Но стоило ей присесть, как произошло нечто необычное. Ожила и заработала с бешеной скоростью память, добираясь до имени, которое ей казалось знакомым. Имя маячило вдалеке, как мираж, но не проявлялось. Какие-то мгновения ей казалось, что она сейчас вспомнит его. Однако оно не замедлило исчезнуть. То близко, то далеко вырисовывались образы старых знакомых и давно забытые имена, атаковавшие память. Она почувствовала, что второе потрясение, когда она увидела жильцов новостройки, стало причиной этого удивительного бунта памяти, и решила прибегнуть к уловке: начала целенаправленно восстанавливать имена и события, с ними связанные. Внезапно всплыло то, о чем ей говорили родители, два брата и ее единственная сестра, которая живет в Канаде.

И вдруг она вспомнила его… Она не хотела, но так получилось. Она вспомнила – не свое имя, а его… Салим. Мужчина, который ее бросил или которого бросила она. И через четыре года после их последней встречи она не знала, кто из них стал причиной расставания. В памяти вновь возникло его имя, его образ, запах его духов. Она возненавидела свою память за то, что та вернула его. Она бы лучше отдала свое имя и воспоминания всей своей жизни, только чтобы не помнить Салима – красавца, которого она любила два года. Когда она встретила его первый раз, почувствовала, что ждала именно его. После поняла, что ошиблась. Потом он оставил ее, или она его. Она устала от размышлений и самокопания.

Две вещи заставляли ее избегать воспоминаний о Салиме: ее отец и он сам. Отец своей жесткостью, тем, что совершенно ею не интересовался. Ему недоставало отеческой нежности, его никогда не тянуло просто погладить ее по голове. Своей жесткостью он выстроил между ними глухую стену, которую она не могла сломать, даже если хотела с ним поговорить или поздравить с наступающим праздником. Пропасть между ними все росла, пока тоненькая ниточка не оборвалась, когда он заставил ее выйти замуж за человека, с которым она прожила два месяца и вернулась домой, полная разочарований. Хотя она легко попадала под мужское очарование, внешность ее мужа оказалась для нее не убедительной, несмотря на то, что он был добр с ней и терпел ее капризы. Она не была строптивой, хотя и прославилась своим детским упрямством, которое впоследствии переросло в стремление к совершенству и серьезность. Ей пришлось обострить в себе эти качества, когда она стала женой человека, которого не любила и который внешне был ей неприятен. Она худенькая, он круглый. Ей нравились высокие, а он был ниже ее на несколько сантиметров.
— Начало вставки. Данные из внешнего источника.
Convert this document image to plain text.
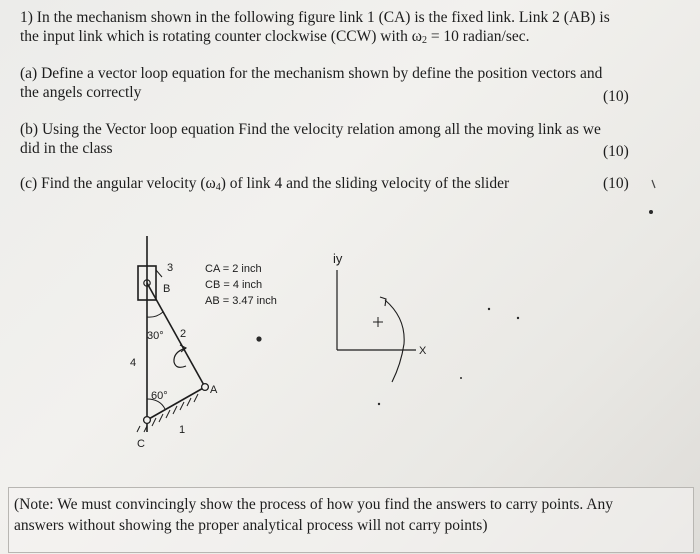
1) In the mechanism shown in the following figure link 1 (CA) is the fixed link. Link 2 (AB) is
the input link which is rotating counter clockwise (CCW) with $\omega_2 = 10$ radian/sec.
(a) Define a vector loop equation for the mechanism shown by define the position vectors and
the angels correctly	(10)
(b) Using the Vector loop equation Find the velocity relation among all the moving link as we
did in the class	(10)
(c) Find the angular velocity $(\omega_4)$ of link 4 and the sliding velocity of the slider	(10)
3
B
30° 2
4
60°	A
1
C
CA = 2 inch
CB = 4 inch
AB = 3.47 inch
iy
X
(Note: We must convincingly show the process of how you find the answers to carry points. Any
answers without showing the proper analytical process will not carry points)
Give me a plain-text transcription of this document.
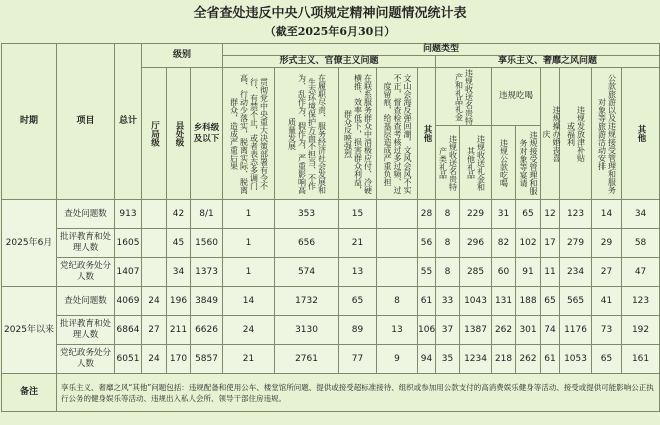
全省查处违反中央八项规定精神问题情况统计表
（截至2025年6月30日）
时期	项目	总计	级别			问题类型												
						形式主义、官僚主义问题					享乐主义、奢靡之风问题							

			厅局级	县处级	乡科级及以下	贯彻党中央重大决策部署有令不行、有禁不止，或者表态多调门高、行动少落实，脱离实际、脱离群众，造成严重后果	在履职尽责、服务经济社会发展和生态环境保护方面不担当、不作为、乱作为、假作为，严重影响高质量发展	在联系服务群众中消极应付、冷硬横推、效率低下，损害群众利益，群众反映强烈	文山会海反弹回潮，文风会风不实不正，督查检查考核过多过频、过度留痕，给基层造成严重负担	其他	违规收送名贵特产和礼品礼金		违规吃喝		违规操办婚丧喜庆	违规发放津补贴或福利	公款旅游以及违规接受管理和服务对象等旅游活动安排	其他

											违规收送名贵特产类礼品	违规收送礼金和其他礼品	违规公款吃喝	违规接受管理和服务对象等宴请				

2025年6月	查处问题数	913		42	8/1	1	353	15		28	8	229	31	65	12	123	14	34
	批评教育和处理人数	1605		45	1560	1	656	21		56	8	296	82	102	17	279	29	58
	党纪政务处分人数	1407		34	1373	1	574	13		55	8	285	60	91	11	234	27	47
2025年以来	查处问题数	4069	24	196	3849	14	1732	65	8	61	33	1043	131	188	65	565	41	123
	批评教育和处理人数	6864	27	211	6626	24	3130	89	13	106	37	1387	262	301	74	1176	73	192
	党纪政务处分人数	6051	24	170	5857	21	2761	77	9	94	35	1234	218	262	61	1053	65	161
备注	享乐主义、奢靡之风“其他”问题包括：违规配备和使用公车、楼堂馆所问题、提供或接受超标准接待、组织或参加用公款支付的高消费娱乐健身等活动、接受或提供可能影响公正执行公务的健身娱乐等活动、违规出入私人会所、领导干部住房违规。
После, когда секс для нее стал искусством, она поняла, что с ним его не было, с ним было просто недоразумение. Настоящий секс – это не только соприкосновение тел, а то, что ему предшествует и наступает после, поскольку это акт любви, а не физический акт. Именно этого и не учитывал ее муж, как и многие, которых она узнала после него. Все эти причины толкнули ее при первом же конфликте осознанно собрать вещи и вернуться к родным.

Кнутом, и пряником они пробовали заставить ее изменить свое мнение. Но решение уже было принято. Тогда мать спросила ее: «Что же теперь будет?».

Этот вопрос вызвал в ней бурю протеста, поскольку и после неудачного опыта замужества она не считала, что женщина является заложницей мужчины и дальше жизни нет.

После того как его надежды и ожидания не оправдались, муж не нашел ничего другого, как отпустить ее жить своей жизнью. Если и было, за что его уважать, так только за этот жест. Через четыре месяца после развода она познакомилась с Салимом, который был старше ее на четырнадцать лет. Он соответствовал ее представлениям об идеальном мужчине – высокий, смуглый, красивый, волосы, подернутые благородной сединой на висках. Эта седина очаровала ее и внушила, что Салим не только любимый мужчина, но и отец, которого ей так не хватало, который, сидя рядом с ней, был безразличен, хорошо ли она себя чувствует или ей нездоровится. Однако, даже не спросив ее, отец отверг Салима из-за его национальности. Вопреки запрету отца она позволила своей любви к Салиму крепнуть, надеясь, что однажды все изменится. У нее была фатальная убежденность в том, что не обращать внимание на проблему – лучший способ ее разрешить. Однако фатуму противостоял дух отца. Он мешал их чувству. А Салим, однажды получив отказ, так и не осмелился прийти во второй раз. Вторая катастрофа случилась, когда Салим поссорился со своей матерью, не давшей согласия на свадьбу такого красивого богатого холостяка с разведенной женщиной. Тогда он заявил, что ему нет дела до своей и ее родни, пока они любят друг друга.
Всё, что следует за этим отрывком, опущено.